Thursday, February 08, 2018

Do You Burn More Calories In The Cold ?

Here's what the science says.

Bodies do burn fuel to stay warm — but, it's complicated.

Baby, it's cold outside, but that doesn't mean you should stick to the treadmill. Here's how to winter-proof your workout

As the temperature drops this time of year, the rich, comforting foods of winter seem just right. But as we lay about, full from our heavy winter meals, we may also dream about how to quickly burn off those extra calories.

One idea that gets bandied about is that all you have to do is exercise outside in the cold. You can find it in magazines, newspapers, and maybe your email inbox — we recently got a press release from the University at Albany titled, “Winter Exercise Burns More Calories, Especially for Women.”

It is true that a cold body uses more energy to keep itself warm than a warm body. But alas, exercising in the cold isn't the fabulous calorie burner you may like to think it is. Before we get to why, let's look at the reason this idea seems so intuitive and appealing.

The body does use more energy to stay warm when it's cold out

First consider a process called thermogenesis. Your body creates heat when it's cold (usually below 32 degrees Fahrenheit but in a person wearing light clothes, it can start at temperatures as high as 70).

One way is by shivering — where the muscles involuntary contract to generate warmth, and defend your body temperature (98.6 degrees Fahrenheit). Or you may begin to activate “brown fat,” the kind of fat tissue whose main function is heat production. Unlike white fat, which stores heat to keep you warm, brown fat burns calories to generate heat.

“The analogy might be a oil tanker that drives on the highway compared to a sports car,” explained Aaron Cypess, a metabolism and brown fat researcher at the National Institutes of Health. “They both have fuel, or fat, but the oil tanker stores it for use later, and that's the white fat. The sports car stores fuel to burn it, and that's the brown fat.” The process of breaking down these lipids to release heat, and warm you up is called “non-shivering thermogenesis.”

Both shivering and brown fat activity increase your energy expenditure, causing you to burn more calories in cold temperatures.

“You don't even know its happening,” explained Herman Pontzer, an associate professor at Hunter College who studies energetics. “It's below the radar of your conscious thought, but it's there ticking away.”

Exercise can produce a lot of heat on its own

Now here's the rub: These processes only kick in to keep you warm when you're truly cold.

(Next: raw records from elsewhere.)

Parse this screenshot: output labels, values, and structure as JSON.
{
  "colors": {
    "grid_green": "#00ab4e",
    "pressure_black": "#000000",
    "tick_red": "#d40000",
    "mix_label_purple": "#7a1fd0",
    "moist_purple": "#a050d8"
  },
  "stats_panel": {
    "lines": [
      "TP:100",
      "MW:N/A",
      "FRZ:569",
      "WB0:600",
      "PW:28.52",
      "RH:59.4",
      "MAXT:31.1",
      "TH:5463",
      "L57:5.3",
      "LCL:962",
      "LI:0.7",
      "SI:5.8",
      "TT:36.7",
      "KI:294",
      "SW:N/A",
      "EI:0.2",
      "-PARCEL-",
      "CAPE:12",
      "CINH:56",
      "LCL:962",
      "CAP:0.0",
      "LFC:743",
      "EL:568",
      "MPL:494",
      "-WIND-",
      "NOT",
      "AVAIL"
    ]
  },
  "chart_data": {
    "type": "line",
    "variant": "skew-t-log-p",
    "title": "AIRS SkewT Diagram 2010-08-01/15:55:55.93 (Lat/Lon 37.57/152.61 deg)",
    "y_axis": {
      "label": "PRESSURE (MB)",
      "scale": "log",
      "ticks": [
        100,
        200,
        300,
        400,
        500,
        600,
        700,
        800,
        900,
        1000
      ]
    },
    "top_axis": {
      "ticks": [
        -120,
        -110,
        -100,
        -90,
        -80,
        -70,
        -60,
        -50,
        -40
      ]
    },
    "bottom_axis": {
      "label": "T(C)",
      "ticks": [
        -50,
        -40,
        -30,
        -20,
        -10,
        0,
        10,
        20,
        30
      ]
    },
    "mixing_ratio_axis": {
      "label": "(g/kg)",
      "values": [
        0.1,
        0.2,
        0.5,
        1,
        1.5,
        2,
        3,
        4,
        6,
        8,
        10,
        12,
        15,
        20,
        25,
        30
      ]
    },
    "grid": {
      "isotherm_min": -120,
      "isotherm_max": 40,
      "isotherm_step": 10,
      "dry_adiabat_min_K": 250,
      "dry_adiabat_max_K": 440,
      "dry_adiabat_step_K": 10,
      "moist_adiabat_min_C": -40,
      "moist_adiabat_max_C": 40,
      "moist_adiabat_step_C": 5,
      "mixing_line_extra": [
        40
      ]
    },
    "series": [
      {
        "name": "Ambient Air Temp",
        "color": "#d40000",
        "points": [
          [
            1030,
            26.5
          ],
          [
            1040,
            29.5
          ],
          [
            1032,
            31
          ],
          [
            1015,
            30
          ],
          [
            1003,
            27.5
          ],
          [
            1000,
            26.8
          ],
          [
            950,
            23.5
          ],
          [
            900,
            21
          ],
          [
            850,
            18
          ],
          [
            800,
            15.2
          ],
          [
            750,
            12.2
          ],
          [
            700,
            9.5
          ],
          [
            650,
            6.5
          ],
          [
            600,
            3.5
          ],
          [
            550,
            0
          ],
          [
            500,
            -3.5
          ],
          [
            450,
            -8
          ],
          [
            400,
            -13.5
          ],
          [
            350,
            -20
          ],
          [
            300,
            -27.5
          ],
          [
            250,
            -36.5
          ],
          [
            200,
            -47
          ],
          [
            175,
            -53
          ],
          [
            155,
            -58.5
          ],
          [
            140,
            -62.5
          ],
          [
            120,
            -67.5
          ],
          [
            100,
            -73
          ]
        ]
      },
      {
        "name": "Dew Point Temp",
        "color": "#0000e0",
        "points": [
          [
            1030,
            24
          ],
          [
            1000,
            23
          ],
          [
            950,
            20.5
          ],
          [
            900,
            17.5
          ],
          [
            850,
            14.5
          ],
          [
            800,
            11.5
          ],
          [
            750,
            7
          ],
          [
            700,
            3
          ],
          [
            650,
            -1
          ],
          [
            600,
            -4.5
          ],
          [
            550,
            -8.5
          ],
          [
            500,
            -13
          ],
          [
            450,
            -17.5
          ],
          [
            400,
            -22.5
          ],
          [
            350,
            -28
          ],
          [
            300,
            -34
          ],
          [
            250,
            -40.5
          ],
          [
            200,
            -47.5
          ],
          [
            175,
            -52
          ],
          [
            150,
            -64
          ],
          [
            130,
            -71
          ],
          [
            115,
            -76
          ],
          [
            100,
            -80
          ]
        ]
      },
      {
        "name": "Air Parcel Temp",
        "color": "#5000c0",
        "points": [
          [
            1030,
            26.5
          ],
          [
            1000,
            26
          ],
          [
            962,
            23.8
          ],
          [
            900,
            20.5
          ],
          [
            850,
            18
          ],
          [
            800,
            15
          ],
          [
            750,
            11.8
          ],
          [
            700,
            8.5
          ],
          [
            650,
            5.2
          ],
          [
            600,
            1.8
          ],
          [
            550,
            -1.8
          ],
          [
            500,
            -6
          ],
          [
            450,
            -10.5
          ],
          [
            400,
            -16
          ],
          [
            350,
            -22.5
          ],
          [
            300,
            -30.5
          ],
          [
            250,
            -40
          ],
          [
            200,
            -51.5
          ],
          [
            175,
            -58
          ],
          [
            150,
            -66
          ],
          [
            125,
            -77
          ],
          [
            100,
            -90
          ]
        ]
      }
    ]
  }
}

But once you start exercising — running or cross-country skiing, for instance — outside, you're going to start generating heat from the physical activity. And the exercise alone may give you enough heat that your body wouldn't burn any extra calories through shivering and brown fat.

That's why you can go running in very cold temperatures wearing a light sweater and pants, but if you were just sitting around outside in the same cold climate, you'd need to bundle up in a heavy jacket and hat, or you'd start to shiver, to stay warm, Pontzer explained.

“The best way to use the cold to burn more calories would be to not exercise while you're outdoors,” Pontzer added. “You'd get your brown fat cooking and making heat, and might even start shivering, all of which burns calories.”

Now, it is possible to get those energy-burning heating processes going while exercising. Cypess imagined a scenario where a person is exercising in subzero temperatures and wearing light enough clothes, that the exercise alone isn't keeping him warm and thermogenesis kicks in.

But even in that case, you'd only burn a few additional calories at best, Cypress said. In studies where he's put participants in cold rooms for entire days, they burned off an additional 150 to 200 calories. Again, that's a full day of cold — not an hour's worth of outdoor activity.

All physical activity only accounts for a small portion of energy burn

Of course, the most important thing to remember if you're trying to make up for heavy meals is that physical activity makes up a surprisingly small portion of your total energy burn.

There are three major components to how many calories you burn off in a day:

1) your basal metabolic rate, or the energy used for basic functioning when the body is at rest;

2) the energy used to break down food; and

3) the energy used in physical activity. For most people, the basal metabolic rate accounts for 60 to 80 percent of total energy expenditure. Digesting food accounts for about 10 percent. That leaves only 10 to 30 percent for physical activity, of which exercise is only a subset.

Thermogenesis is an even more minor player, Cypess said, usually accounting for less than five or 10 percent of your total energy expenditure (depending on how much time you've spent in the cold).

Cypess advice about exercising and temperature, he said he'd recommend against the extremes — even extreme heat. In very hot temperatures, during activities like hot yoga, all the sweating you do is simply losing water, and that the sweating process doesn't burn off extra calories. “Exercise at a temperature where you're not sweating too much,” he summed up.

So if you overeat, the best thing to do is probably focus on having smaller meals later to make up for your indulgences. Exercising, even in cold weather, isn't going to cut it alone.